Here’s where Hill House resident Marilyn Machi stepped up with a plan. With their generous Christmas Gift Card giving to these same seniors in town, they learned from a Town questionnaire of those seniors their preferences for personal gifts. “The number one thing they wanted was toilet tissue,” said Machi. “And it went down from there – shampoo, soap, deodorant, and hand cream. “
Machi proposed her plan in a residents meeting. What if they would each give $5 for four months to gift these items to the 200, and Machi would go to the Dollar store to pick up those five personal items. By the time she rounded up funds from some 42 residents (with some paying more than $5), “The Dollar store had increased their pricing by a quarter,” says Machi. She needed to raise $250 more.
Perhaps she could get help from Neighbor to Neighbor (N2N) on where to get toilet paper. “Duncan Lawson, (Food Resource & Operations Manager for N2N) had just purchased two pallets of toilet tissue,” Machi says, “And he agreed to sell me 200 packs (four in each) of them at his costs.” Putting a contributions jug in the Hill House entryway brought additional funds. To top it all off, she adds, “The [HH] board underwrote the cost of the packaging. They took care of the bags, the stickers, the ribbon. It was like whoa!”
Lisa Crowley has praise for that HH board. “It is a group of people who are so dedicated. Just the quality of life of this place that they give to the residents is unbelievable. They’re not on the board to sit and just say they’re on the board. They’re on the board to work.”
Crowley speaks of coming out of a career in housing placement. “I’ve worked with people at risk for homelessness….and I never knew about this place. I got somebody in here, and that’s how I got hired. I had no clue – but I will live here one day!”
“Hill House is considered to be the best kept secret in Greenwich,” agrees Machi, who became a resident six years ago. “I’m a transplant from Pittsburgh,” she tells, luckily with a son who lives in Darien and knew of Hill House.
Machi came to Hill House with her “scooter” as she’s had mobility issues for years that only became more confining during her time at Hill House. But she manages well in non-assisted living Hill House.
A skid would be essentially a pallet. Duncan had just purchased 2 pallets of toilet paper and agreed to sell me 200 packs (packs are of 4 rolls each).
“So, residents come along like Marilyn, willing to take the amount of time she has put in here and do it on her own and get everyone involved,” says Crowley. It’s all about, she adds, “Let’s do this project…Let’s rally around our neighbors, or our peers who aren’t as lucky as us to be in a place as wonderful as this. Let’s do this.”

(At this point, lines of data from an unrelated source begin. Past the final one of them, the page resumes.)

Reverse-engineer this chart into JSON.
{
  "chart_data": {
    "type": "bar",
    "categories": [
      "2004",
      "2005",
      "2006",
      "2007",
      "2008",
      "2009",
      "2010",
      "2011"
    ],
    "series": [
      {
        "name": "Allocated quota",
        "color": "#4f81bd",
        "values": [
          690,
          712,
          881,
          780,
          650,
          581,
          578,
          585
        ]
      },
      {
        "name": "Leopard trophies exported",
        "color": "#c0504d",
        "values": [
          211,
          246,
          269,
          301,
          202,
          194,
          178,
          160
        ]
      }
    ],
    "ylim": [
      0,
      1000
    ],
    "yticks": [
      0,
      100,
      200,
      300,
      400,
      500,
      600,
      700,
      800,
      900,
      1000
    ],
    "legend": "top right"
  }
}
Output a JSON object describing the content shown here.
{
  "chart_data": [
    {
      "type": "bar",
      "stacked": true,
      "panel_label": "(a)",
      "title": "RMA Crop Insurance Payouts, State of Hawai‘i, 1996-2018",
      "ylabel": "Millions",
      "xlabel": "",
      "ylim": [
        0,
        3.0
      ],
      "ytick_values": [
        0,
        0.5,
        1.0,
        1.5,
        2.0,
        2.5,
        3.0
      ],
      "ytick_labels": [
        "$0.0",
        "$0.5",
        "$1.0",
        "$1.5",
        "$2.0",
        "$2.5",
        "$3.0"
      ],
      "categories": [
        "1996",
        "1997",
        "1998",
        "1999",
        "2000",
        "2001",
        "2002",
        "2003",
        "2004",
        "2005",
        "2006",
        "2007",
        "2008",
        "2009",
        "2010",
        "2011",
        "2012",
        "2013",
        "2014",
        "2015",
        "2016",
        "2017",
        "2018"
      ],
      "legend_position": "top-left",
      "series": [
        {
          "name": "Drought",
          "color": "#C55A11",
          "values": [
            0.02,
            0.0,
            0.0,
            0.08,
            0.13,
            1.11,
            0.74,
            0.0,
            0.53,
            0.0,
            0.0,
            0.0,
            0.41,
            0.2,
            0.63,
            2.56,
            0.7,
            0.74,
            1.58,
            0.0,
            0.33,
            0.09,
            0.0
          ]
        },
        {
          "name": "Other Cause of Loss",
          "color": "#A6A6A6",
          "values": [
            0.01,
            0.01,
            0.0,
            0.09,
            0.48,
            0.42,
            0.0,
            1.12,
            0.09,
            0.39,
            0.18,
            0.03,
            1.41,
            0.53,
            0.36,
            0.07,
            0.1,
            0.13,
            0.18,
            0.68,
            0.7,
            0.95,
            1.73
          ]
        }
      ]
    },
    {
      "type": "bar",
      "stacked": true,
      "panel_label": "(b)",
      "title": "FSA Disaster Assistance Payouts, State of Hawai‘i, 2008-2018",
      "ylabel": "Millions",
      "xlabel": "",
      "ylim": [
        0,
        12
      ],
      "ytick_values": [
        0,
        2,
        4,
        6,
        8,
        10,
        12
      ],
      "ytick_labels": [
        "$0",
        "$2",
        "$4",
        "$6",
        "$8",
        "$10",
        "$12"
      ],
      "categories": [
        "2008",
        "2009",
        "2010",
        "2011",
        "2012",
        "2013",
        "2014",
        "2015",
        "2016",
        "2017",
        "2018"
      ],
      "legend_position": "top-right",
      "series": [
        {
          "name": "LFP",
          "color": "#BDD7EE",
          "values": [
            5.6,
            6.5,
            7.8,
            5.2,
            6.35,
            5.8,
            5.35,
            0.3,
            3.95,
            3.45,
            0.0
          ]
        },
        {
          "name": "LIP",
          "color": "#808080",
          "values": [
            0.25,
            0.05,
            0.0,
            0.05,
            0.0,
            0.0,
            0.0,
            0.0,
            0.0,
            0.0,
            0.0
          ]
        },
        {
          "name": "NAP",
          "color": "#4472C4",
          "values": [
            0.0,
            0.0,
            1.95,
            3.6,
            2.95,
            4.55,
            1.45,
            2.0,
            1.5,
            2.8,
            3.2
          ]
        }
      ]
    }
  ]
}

And Crowley has more to cheerlead about. “These [HH] seniors come in and they have a long, rich history of work experience, of life experience, of intelligence, and humor, and grace. And when you put them all together in a room and give them the opportunity to do something like helping other people, they’re coming out of generosity of themselves and give back in such an important way.” She cites resident Maureen Van Deusen – “She’s now running a watercolor class. They don’t have to do this, but they’ve got experience, they’ve got the strength behind them to offer it up to the other residents and that’s what makes us such a unique community.”